Özetleyecek olursak; dünya ekonomisinde bir canlanma yaşandığı, Türkiye’nin 2017 yılında bu yaşanan canlılığın da ötesinde çok yüksek büyüme rakamına ulaştığı hatırlatılıyor. Küresel ekonomide canlılığın süreceği ama Türkiye’deki büyüme oranlarının, çeşitli nedenlerle, düşeceğinin altı çiziliyor.
Bu yılki büyümede KGF kredileriyle iç talebin canlandırılmasının büyük rol oynadığı, ancak parasal ve mali imkanların artık büyümeyi destekleyecek noktada olamayacağı belirtiliyor.

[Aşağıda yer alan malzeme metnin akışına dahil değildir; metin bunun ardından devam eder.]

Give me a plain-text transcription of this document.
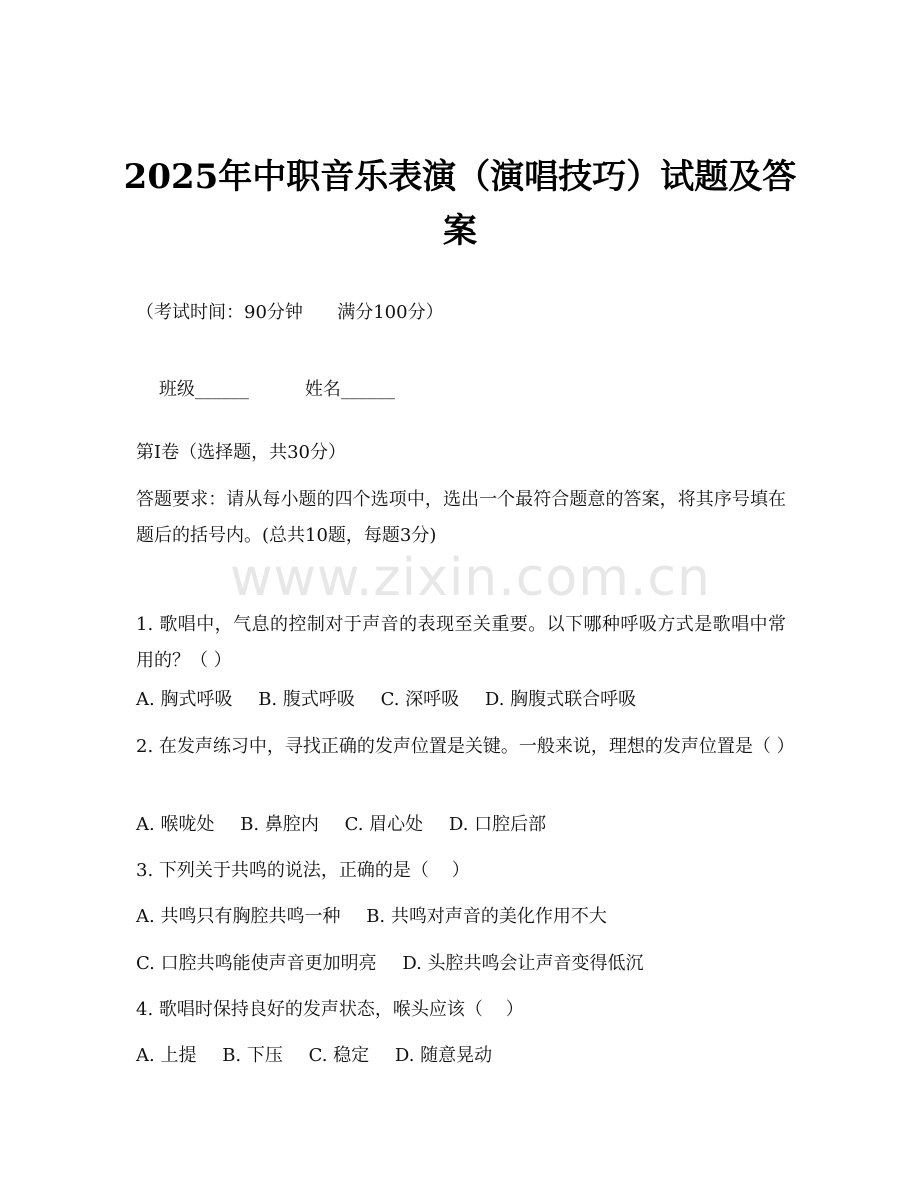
www.zixin.com.cn
2025年中职音乐表演（演唱技巧）试题及答案
（考试时间：90分钟      满分100分）

班级______	姓名______

第I卷（选择题，共30分）
答题要求：请从每小题的四个选项中，选出一个最符合题意的答案，将其序号填在题后的括号内。(总共10题，每题3分)
1. 歌唱中，气息的控制对于声音的表现至关重要。以下哪种呼吸方式是歌唱中常用的？（ ）
A. 胸式呼吸 B. 腹式呼吸 C. 深呼吸 D. 胸腹式联合呼吸
2. 在发声练习中，寻找正确的发声位置是关键。一般来说，理想的发声位置是（ ）
A. 喉咙处 B. 鼻腔内 C. 眉心处 D. 口腔后部
3. 下列关于共鸣的说法，正确的是（    ）
A. 共鸣只有胸腔共鸣一种 B. 共鸣对声音的美化作用不大
C. 口腔共鸣能使声音更加明亮 D. 头腔共鸣会让声音变得低沉
4. 歌唱时保持良好的发声状态，喉头应该（    ）
A. 上提 B. 下压 C. 稳定 D. 随意晃动
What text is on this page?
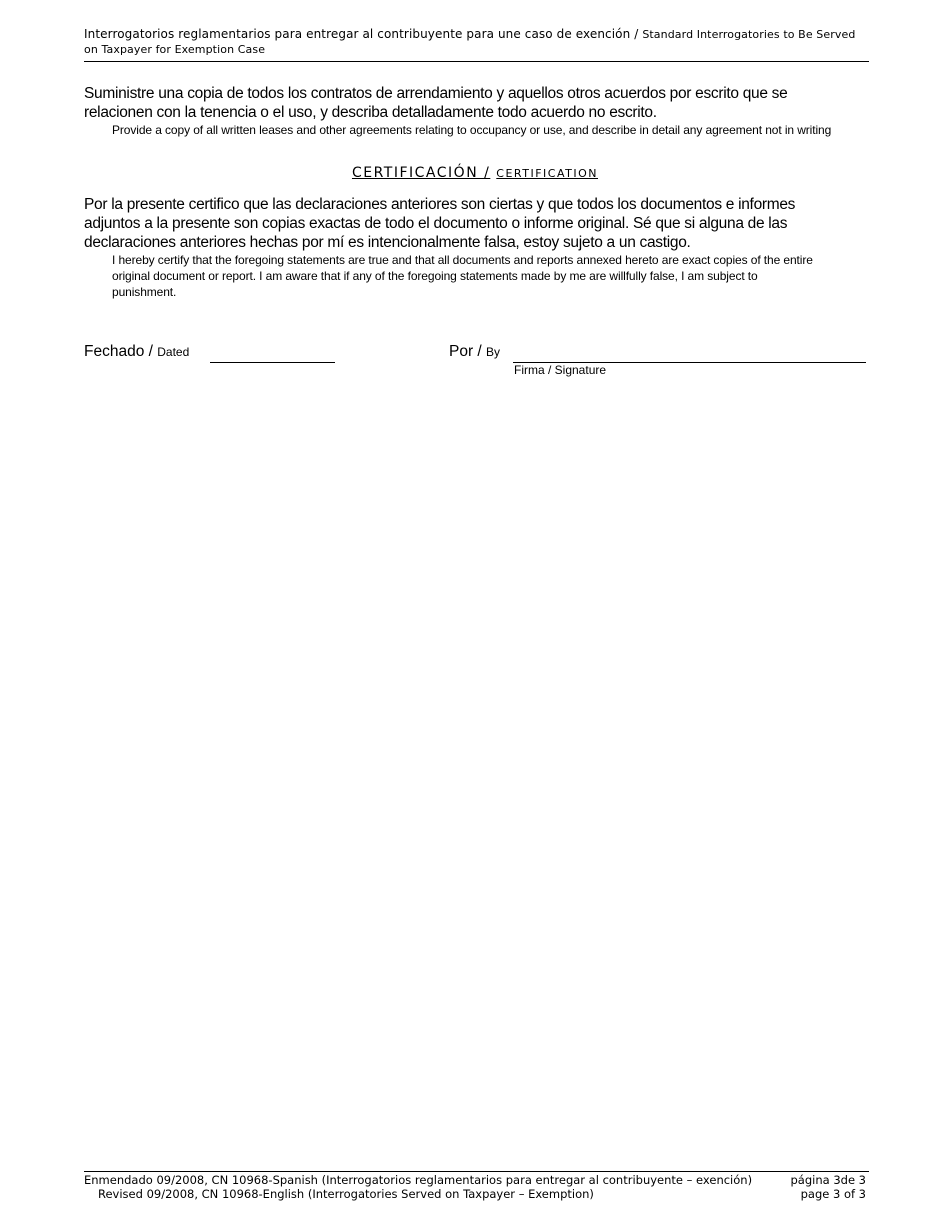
Interrogatorios reglamentarios para entregar al contribuyente para une caso de exención / Standard Interrogatories to Be Served on Taxpayer for Exemption Case
Suministre una copia de todos los contratos de arrendamiento y aquellos otros acuerdos por escrito que se relacionen con la tenencia o el uso, y describa detalladamente todo acuerdo no escrito.
Provide a copy of all written leases and other agreements relating to occupancy or use, and describe in detail any agreement not in writing
CERTIFICACIÓN / CERTIFICATION
Por la presente certifico que las declaraciones anteriores son ciertas y que todos los documentos e informes adjuntos a la presente son copias exactas de todo el documento o informe original. Sé que si alguna de las declaraciones anteriores hechas por mí es intencionalmente falsa, estoy sujeto a un castigo.
I hereby certify that the foregoing statements are true and that all documents and reports annexed hereto are exact copies of the entire original document or report. I am aware that if any of the foregoing statements made by me are willfully false, I am subject to punishment.
Fechado / Dated	Por / By
Firma / Signature
Enmendado 09/2008, CN 10968-Spanish (Interrogatorios reglamentarios para entregar al contribuyente – exención)
Revised 09/2008, CN 10968-English (Interrogatories Served on Taxpayer – Exemption)
página 3de 3
page 3 of 3
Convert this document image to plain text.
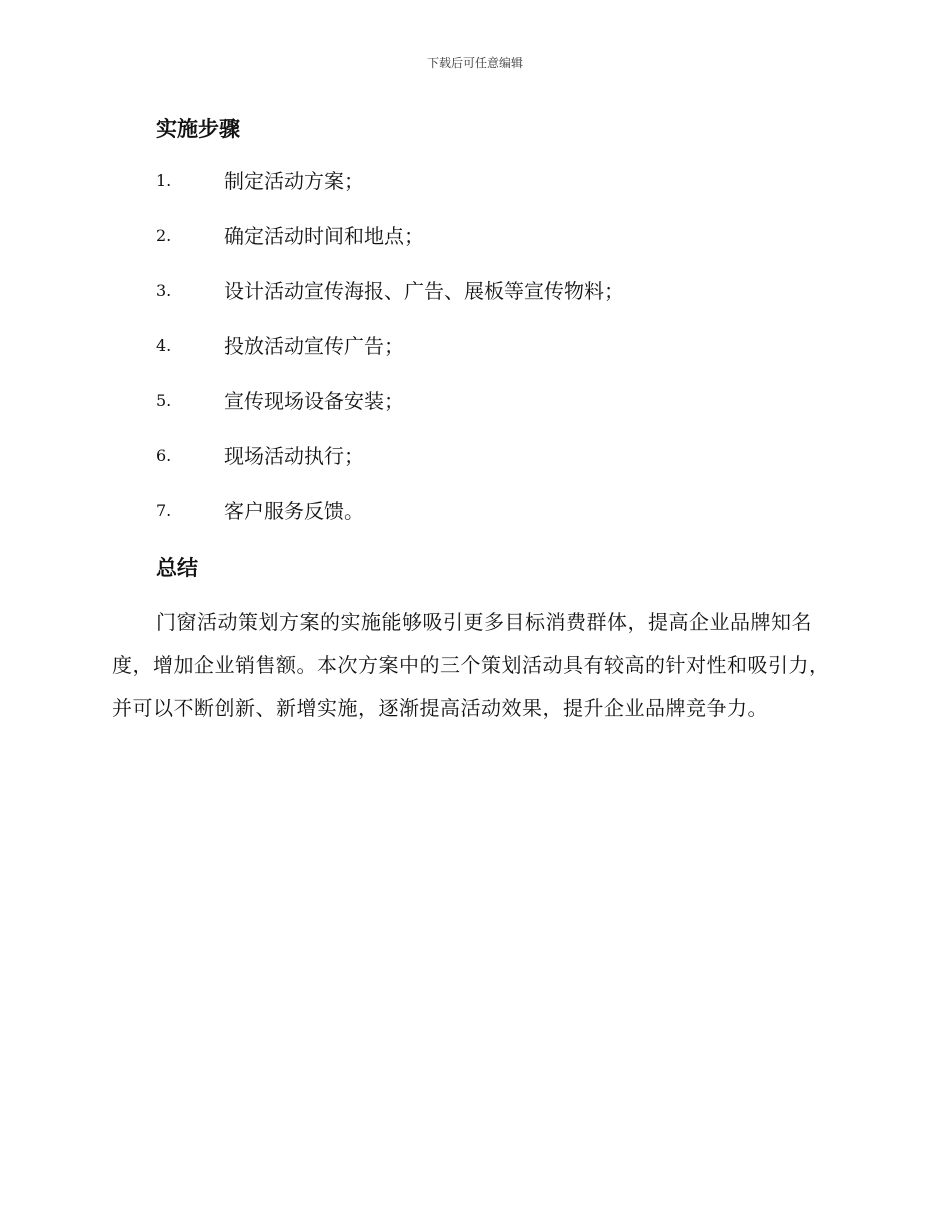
下载后可任意编辑
实施步骤
1.	制定活动方案；
2.	确定活动时间和地点；
3.	设计活动宣传海报、广告、展板等宣传物料；
4.	投放活动宣传广告；
5.	宣传现场设备安装；
6.	现场活动执行；
7.	客户服务反馈。
总结

门窗活动策划方案的实施能够吸引更多目标消费群体，提高企业品牌知名度，增加企业销售额。本次方案中的三个策划活动具有较高的针对性和吸引力，并可以不断创新、新增实施，逐渐提高活动效果，提升企业品牌竞争力。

Bununla birlikte artan iç talep ve yükselen petrol fiyatlarının da etkisiyle enflasyonda önemli sapmalar görüldüğü, enflasyonun 2018 yılının en önemli risklerinden birini oluşturduğu özellikle belirtiliyor. Dış kırılganlıkların varlığına dikkat çekilirken, bu kırılganlıklar giderilmediği, kurumsal değişik sağlanmadığı ve önemli yapısal tedbirler uygulamaya konmadığı takdirde Türkiye ekonomisine ilişkin beklentilerin olumluya dönmeyeceği de özellikle belirtiliyor. Bu kapsamda Türkiye’nin yatırım yapılabilir ülke puanının altına inen reyting puanının artmasına pek ihtimal verilmezken, mevcut negatif görünüm, reyting puanlarında düşme tehlikesi bulunduğuna işaret ediyor.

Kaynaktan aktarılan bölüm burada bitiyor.